The press conference opened with Rep. Debbie Wasserman Schultz calling Florida “one of the most dangerous and least prepared places to be in America. And no one bears more responsibility for that than Gov. DeSantis.” Wasserman Schultz was the head of the Democratic National Committee in 2016. A close supporter of Hillary Clinton, she was widely seen as one of the figures responsible for contributing to Trump’s victory.
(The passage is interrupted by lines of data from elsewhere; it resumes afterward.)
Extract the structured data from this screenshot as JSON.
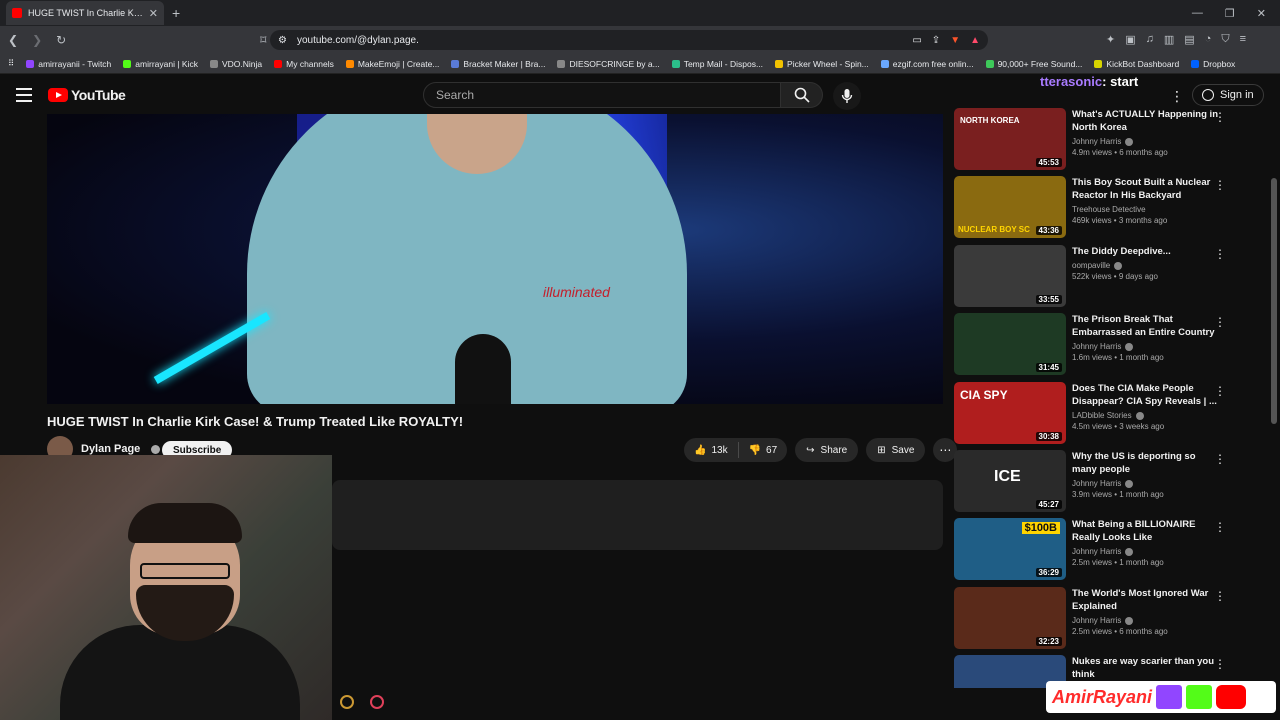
{
  "browser": {
    "tab_title": "HUGE TWIST In Charlie Kirk Case!",
    "url": "youtube.com/@dylan.page.",
    "bookmarks": [
      {
        "label": "amirrayanii - Twitch",
        "color": "#9146ff"
      },
      {
        "label": "amirrayani | Kick",
        "color": "#53fc18"
      },
      {
        "label": "VDO.Ninja",
        "color": "#888888"
      },
      {
        "label": "My channels",
        "color": "#ff0000"
      },
      {
        "label": "MakeEmoji | Create...",
        "color": "#ff8a00"
      },
      {
        "label": "Bracket Maker | Bra...",
        "color": "#5a7bd8"
      },
      {
        "label": "DIESOFCRINGE by a...",
        "color": "#888888"
      },
      {
        "label": "Temp Mail - Dispos...",
        "color": "#2bbf8a"
      },
      {
        "label": "Picker Wheel - Spin...",
        "color": "#f2c200"
      },
      {
        "label": "ezgif.com free onlin...",
        "color": "#6aa8ff"
      },
      {
        "label": "90,000+ Free Sound...",
        "color": "#3ec95a"
      },
      {
        "label": "KickBot Dashboard",
        "color": "#d7d400"
      },
      {
        "label": "Dropbox",
        "color": "#0061fe"
      }
    ]
  },
  "youtube": {
    "logo": "YouTube",
    "search_placeholder": "Search",
    "overlay_user": "tterasonic",
    "overlay_cmd": ": start",
    "sign_in": "Sign in",
    "video_title": "HUGE TWIST In Charlie Kirk Case! & Trump Treated Like ROYALTY!",
    "channel": "Dylan Page",
    "subscribe": "Subscribe",
    "likes": "13k",
    "dislikes": "67",
    "share": "Share",
    "save": "Save"
  },
  "recommendations": [
    {
      "title": "What's ACTUALLY Happening in North Korea",
      "channel": "Johnny Harris",
      "meta": "4.9m views • 6 months ago",
      "duration": "45:53",
      "color": "#7a1f1f"
    },
    {
      "title": "This Boy Scout Built a Nuclear Reactor In His Backyard",
      "channel": "Treehouse Detective",
      "meta": "469k views • 3 months ago",
      "duration": "43:36",
      "color": "#8a6a10"
    },
    {
      "title": "The Diddy Deepdive...",
      "channel": "oompaville",
      "meta": "522k views • 9 days ago",
      "duration": "33:55",
      "color": "#3a3a3a"
    },
    {
      "title": "The Prison Break That Embarrassed an Entire Country",
      "channel": "Johnny Harris",
      "meta": "1.6m views • 1 month ago",
      "duration": "31:45",
      "color": "#1e3a24"
    },
    {
      "title": "Does The CIA Make People Disappear? CIA Spy Reveals | ...",
      "channel": "LADbible Stories",
      "meta": "4.5m views • 3 weeks ago",
      "duration": "30:38",
      "color": "#b01e1e"
    },
    {
      "title": "Why the US is deporting so many people",
      "channel": "Johnny Harris",
      "meta": "3.9m views • 1 month ago",
      "duration": "45:27",
      "color": "#2a2a2a"
    },
    {
      "title": "What Being a BILLIONAIRE Really Looks Like",
      "channel": "Johnny Harris",
      "meta": "2.5m views • 1 month ago",
      "duration": "36:29",
      "color": "#1f5e86"
    },
    {
      "title": "The World's Most Ignored War Explained",
      "channel": "Johnny Harris",
      "meta": "2.5m views • 6 months ago",
      "duration": "32:23",
      "color": "#5a2a1a"
    },
    {
      "title": "Nukes are way scarier than you think",
      "channel": "",
      "meta": "",
      "duration": "",
      "color": "#2a4a7a"
    }
  ],
  "thumb_captions": [
    "NORTH KOREA",
    "NUCLEAR BOY SC",
    "",
    "",
    "CIA SPY",
    "ICE",
    "$100B",
    "",
    ""
  ],
  "banner": {
    "name": "AmirRayani"
  },
  "colors": {
    "accent_red": "#ff0000",
    "link_blue": "#3ea6ff",
    "overlay_purple": "#a97bff"
  }
}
She has little evident zeal for seeing yet another Republican attain the presidency.

A nurse administers the Pfizer vaccine at a COVID-19 clinic at Lyman High School in Longwood, Fla., on the day before classes begin for the 2021-22 school year.
A nurse administers a COVID-19 vaccine at Lyman High School in Longwood, Fla., on the day before classes began for the school year. (Paul Hennessy/SOPA Images/LightRocket via Getty Images) (Paul Hennessy/SOPA Images/LightRocket via Getty Images)

Much the same goes for her congressional peers, some of whom remember DeSantis as a House backbencher with few allies or friends in Washington. They have not exactly cheered his rapid ascent. “‘We need the governor to get off the campaign trail, and we need him to do his job,” Rep. Ted Deutsch said at Wednesday’s event.

Even as he is continuing to battle school districts on mask mandates, DeSantis is being forced to defend his decision to endorse the antibody treatment Regeneron, which Trump received when he contracted COVID-19 last fall. The treatment is effective, but most public health experts agree that vaccination is a far better means to bring the coronavirus to heel.

Trouble also arrived in the form of an Associated Press investigation revealing that one of DeSantis’s top donors has invested in Regeneron through his hedge fund. The investigation found no clear evidence of wrongdoing but recalled earlier accusations of preferential vaccine access by the fundraising-savvy governor.

DeSantis’s press secretary, Christina Pushaw, denied the accusations detailed in the Associated Press report, which she described as being full of “baseless innuendo.” For his part, the journalist who published that investigation, Brendan Farrington, said he woke up in the middle of the night to “death threats and hate messages.”

He asked for people not to kill him.